I am happy to see Kennedy's Disease added to Wikipedia. It is a relatively unknown disease that impacts many throughout the world. It is an X-linked disease and is passed from the mother to some of her children. There is currently no treatment or cure. The Kennedy's Disease Association (http://www.kennedysdisease.org/index.html) was created to educate others on this disease and help find a treatment or cure. The KDA has over 700 associates in their database of which most have KD.

I hope this discussion format provides another vehicle to express concerns, find out additional information about KD, and open more doors. —Preceding unsigned comment added by BruceG (talkcontribs)

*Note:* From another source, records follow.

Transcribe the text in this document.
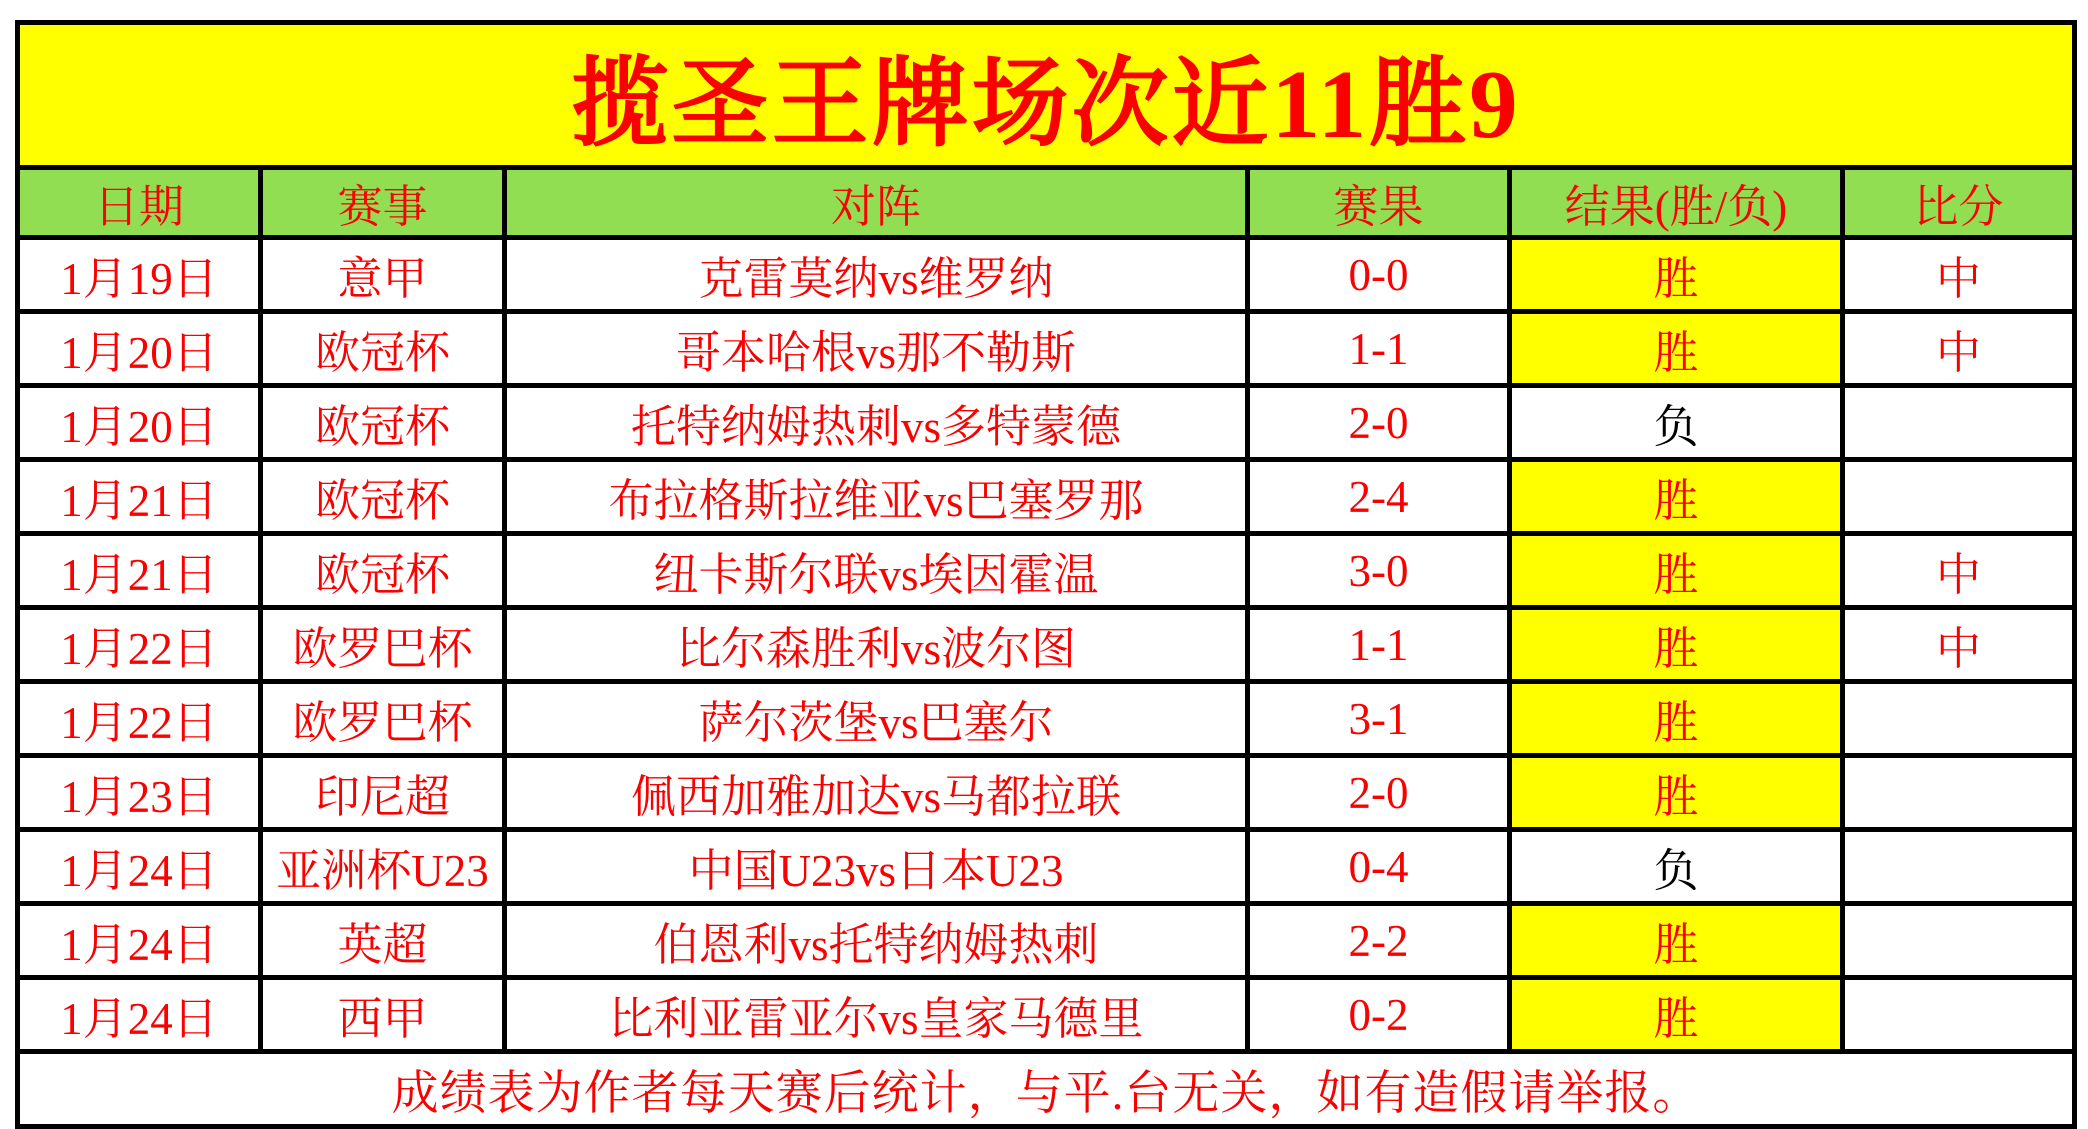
揽圣王牌场次近11胜9					
日期	赛事	对阵	赛果	结果(胜/负)	比分
1月19日	意甲	克雷莫纳vs维罗纳	0-0	胜	中
1月20日	欧冠杯	哥本哈根vs那不勒斯	1-1	胜	中
1月20日	欧冠杯	托特纳姆热刺vs多特蒙德	2-0	负	
1月21日	欧冠杯	布拉格斯拉维亚vs巴塞罗那	2-4	胜	
1月21日	欧冠杯	纽卡斯尔联vs埃因霍温	3-0	胜	中
1月22日	欧罗巴杯	比尔森胜利vs波尔图	1-1	胜	中
1月22日	欧罗巴杯	萨尔茨堡vs巴塞尔	3-1	胜	
1月23日	印尼超	佩西加雅加达vs马都拉联	2-0	胜	
1月24日	亚洲杯U23	中国U23vs日本U23	0-4	负	
1月24日	英超	伯恩利vs托特纳姆热刺	2-2	胜	
1月24日	西甲	比利亚雷亚尔vs皇家马德里	0-2	胜	
成绩表为作者每天赛后统计，与平.台无关，如有造假请举报。					
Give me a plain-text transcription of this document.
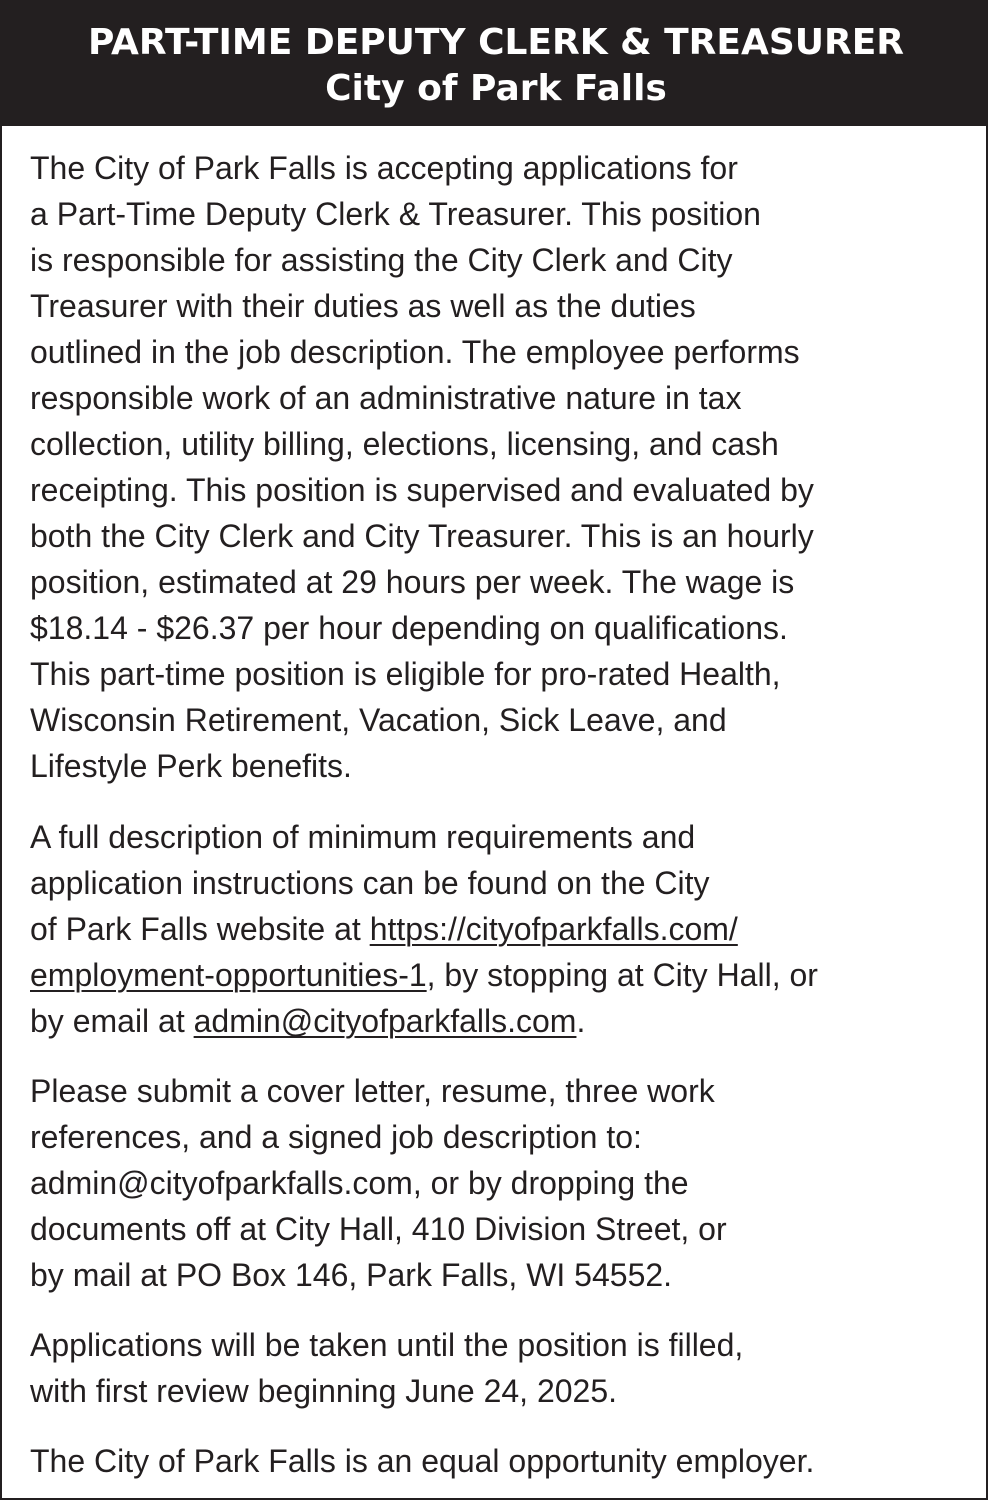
PART-TIME DEPUTY CLERK & TREASURER
City of Park Falls

The City of Park Falls is accepting applications for
a Part-Time Deputy Clerk & Treasurer. This position
is responsible for assisting the City Clerk and City
Treasurer with their duties as well as the duties
outlined in the job description. The employee performs
responsible work of an administrative nature in tax
collection, utility billing, elections, licensing, and cash
receipting. This position is supervised and evaluated by
both the City Clerk and City Treasurer. This is an hourly
position, estimated at 29 hours per week. The wage is
$18.14 - $26.37 per hour depending on qualifications.
This part-time position is eligible for pro-rated Health,
Wisconsin Retirement, Vacation, Sick Leave, and
Lifestyle Perk benefits.

A full description of minimum requirements and
application instructions can be found on the City
of Park Falls website at https://cityofparkfalls.com/
employment-opportunities-1, by stopping at City Hall, or
by email at admin@cityofparkfalls.com.

Please submit a cover letter, resume, three work
references, and a signed job description to:
admin@cityofparkfalls.com, or by dropping the
documents off at City Hall, 410 Division Street, or
by mail at PO Box 146, Park Falls, WI 54552.

Applications will be taken until the position is filled,
with first review beginning June 24, 2025.

The City of Park Falls is an equal opportunity employer.
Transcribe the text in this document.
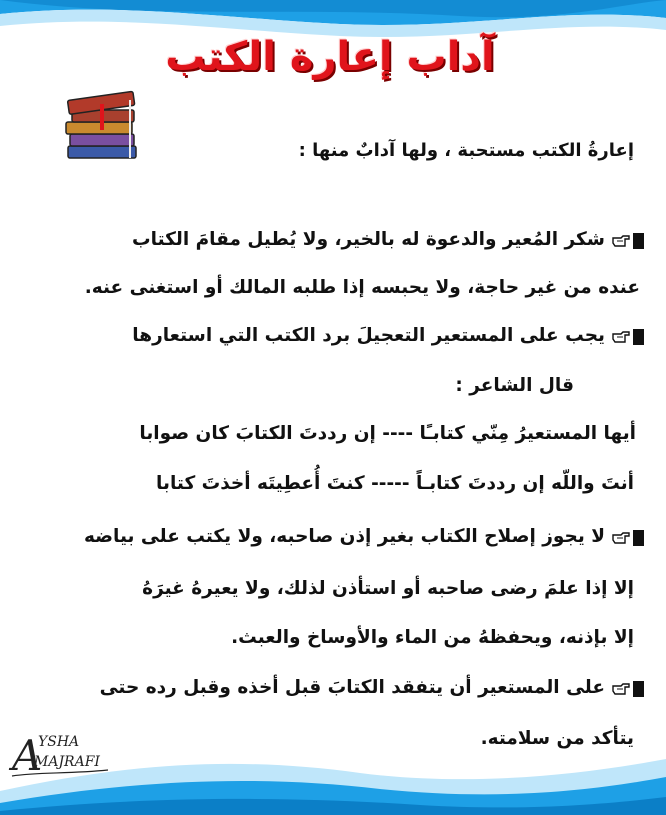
آداب إعارة الكتب
إعارةُ الكتب مستحبة ، ولها آدابٌ منها :
شكر المُعير والدعوة له بالخير، ولا يُطيل مقامَ الكتاب
عنده من غير حاجة، ولا يحبسه إذا طلبه المالك أو استغنى عنه.
يجب على المستعير التعجيلَ برد الكتب التي استعارها
قال الشاعر :
أيها المستعيرُ مِنّي كتابـًا ---- إن رددتَ الكتابَ كان صوابا
أنتَ واللّه إن رددتَ كتابـاً ----- كنتَ أُعطِيتَه أخذتَ كتابا
لا يجوز إصلاح الكتاب بغير إذن صاحبه، ولا يكتب على بياضه
إلا إذا علمَ رضى صاحبه أو استأذن لذلك، ولا يعيرهُ غيرَهُ
إلا بإذنه، ويحفظهُ من الماء والأوساخ والعبث.
على المستعير أن يتفقد الكتابَ قبل أخذه وقبل رده حتى
يتأكد من سلامته.
A
YSHA
MAJRAFI
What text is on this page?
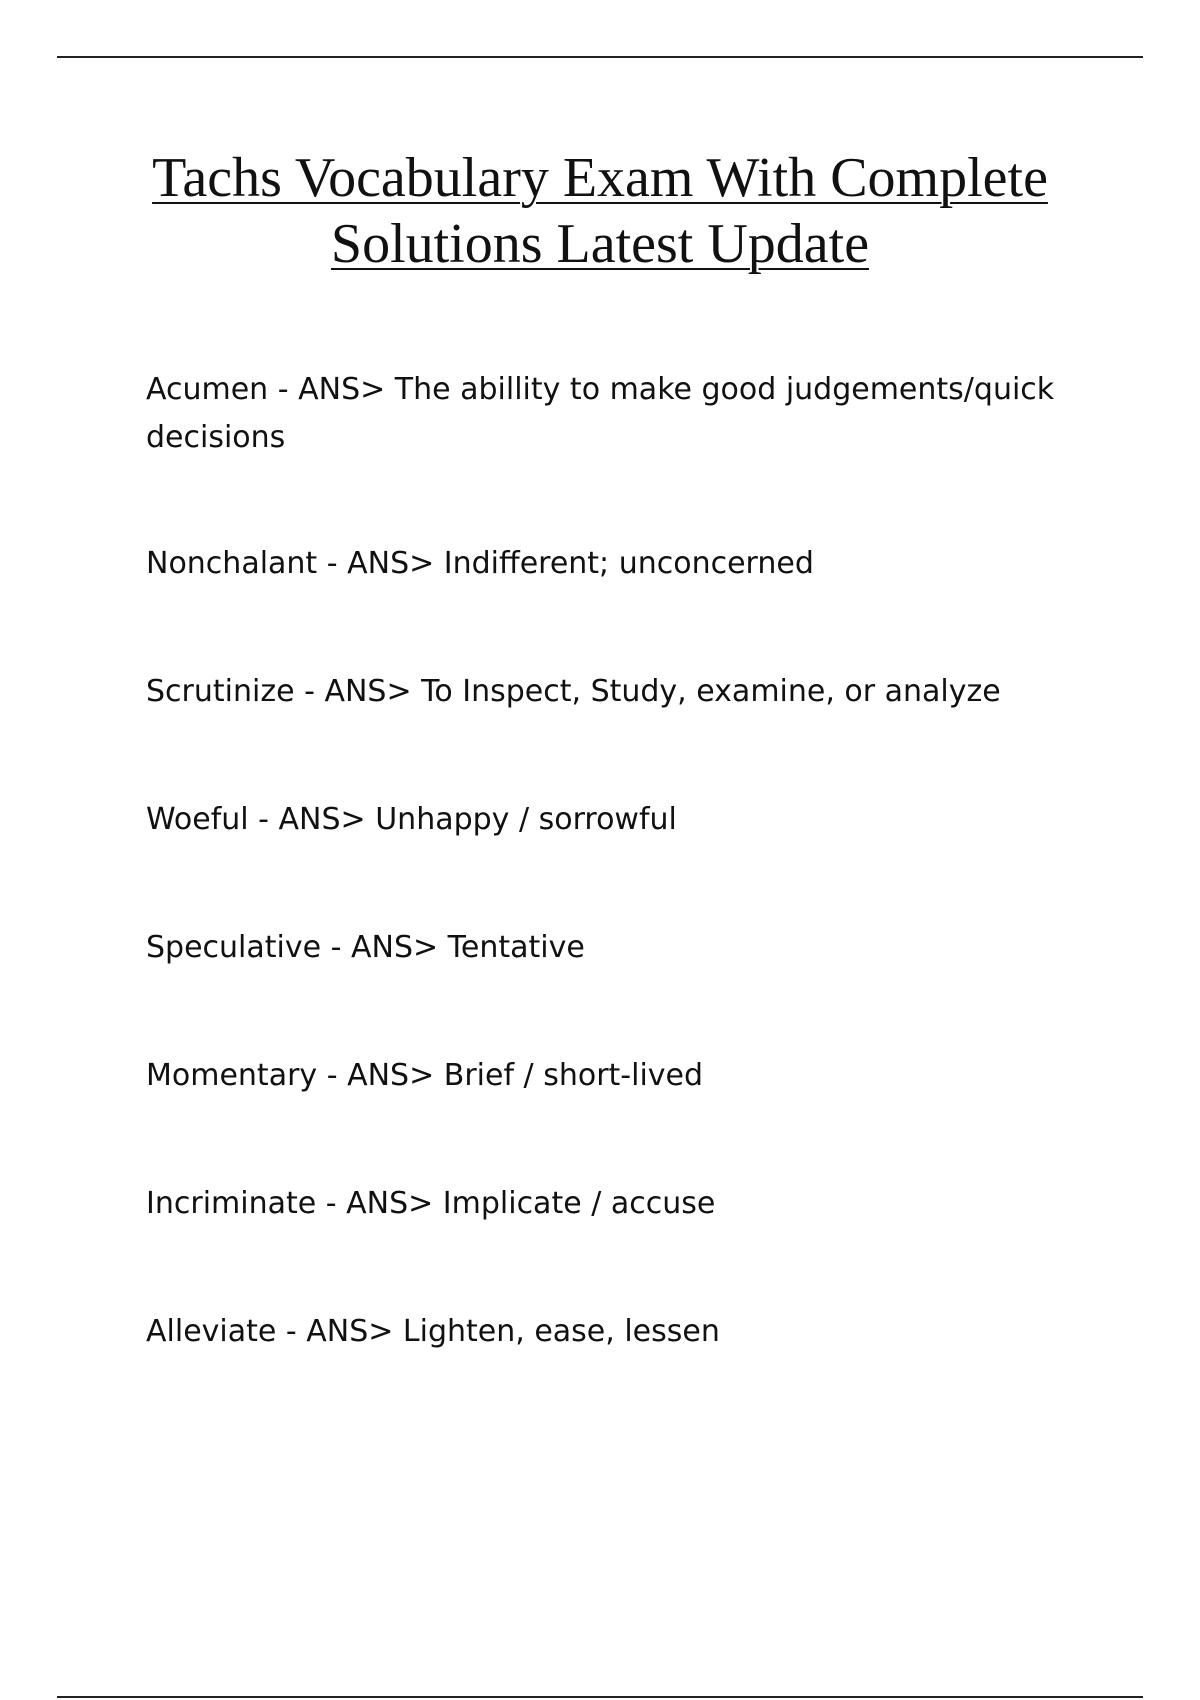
Tachs Vocabulary Exam With Complete Solutions Latest Update
Acumen - ANS> The abillity to make good judgements/quick decisions
Nonchalant - ANS> Indifferent; unconcerned
Scrutinize - ANS> To Inspect, Study, examine, or analyze
Woeful - ANS> Unhappy / sorrowful
Speculative - ANS> Tentative
Momentary - ANS> Brief / short-lived
Incriminate - ANS> Implicate / accuse
Alleviate - ANS> Lighten, ease, lessen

Kennedy Disease Genetic track[edit]

When looking at the genetic path of the disease, I am confused as to how many generations the disease can be passed on. If a man inherits the disease from his carrier mother and has daughters, can that daughter be a carrier that is able to pass it on to her sons? I know of a family where three of four brothers have Kennedy disease. Will the three brothers be able to pass it on to their daughters. Will their sons be immune to the disease end the genetic line of the disease? If the one brother who did not get the disease could he have a carrier daughter and will his sons be free of the disease and the genetic path will end with that generation?216.51.168.209 (talk) 14:06, 19 October 2008 (UTC)[reply]

Disambiguation[edit]

I've no idea how, but would it be worth sticking in a disambiguation page so that SBMA doesn't redirect you straight to an article a municiple authority in the philippines? 91.106.5.93 (talk) 12:48, 16 October 2009 (UTC)[reply]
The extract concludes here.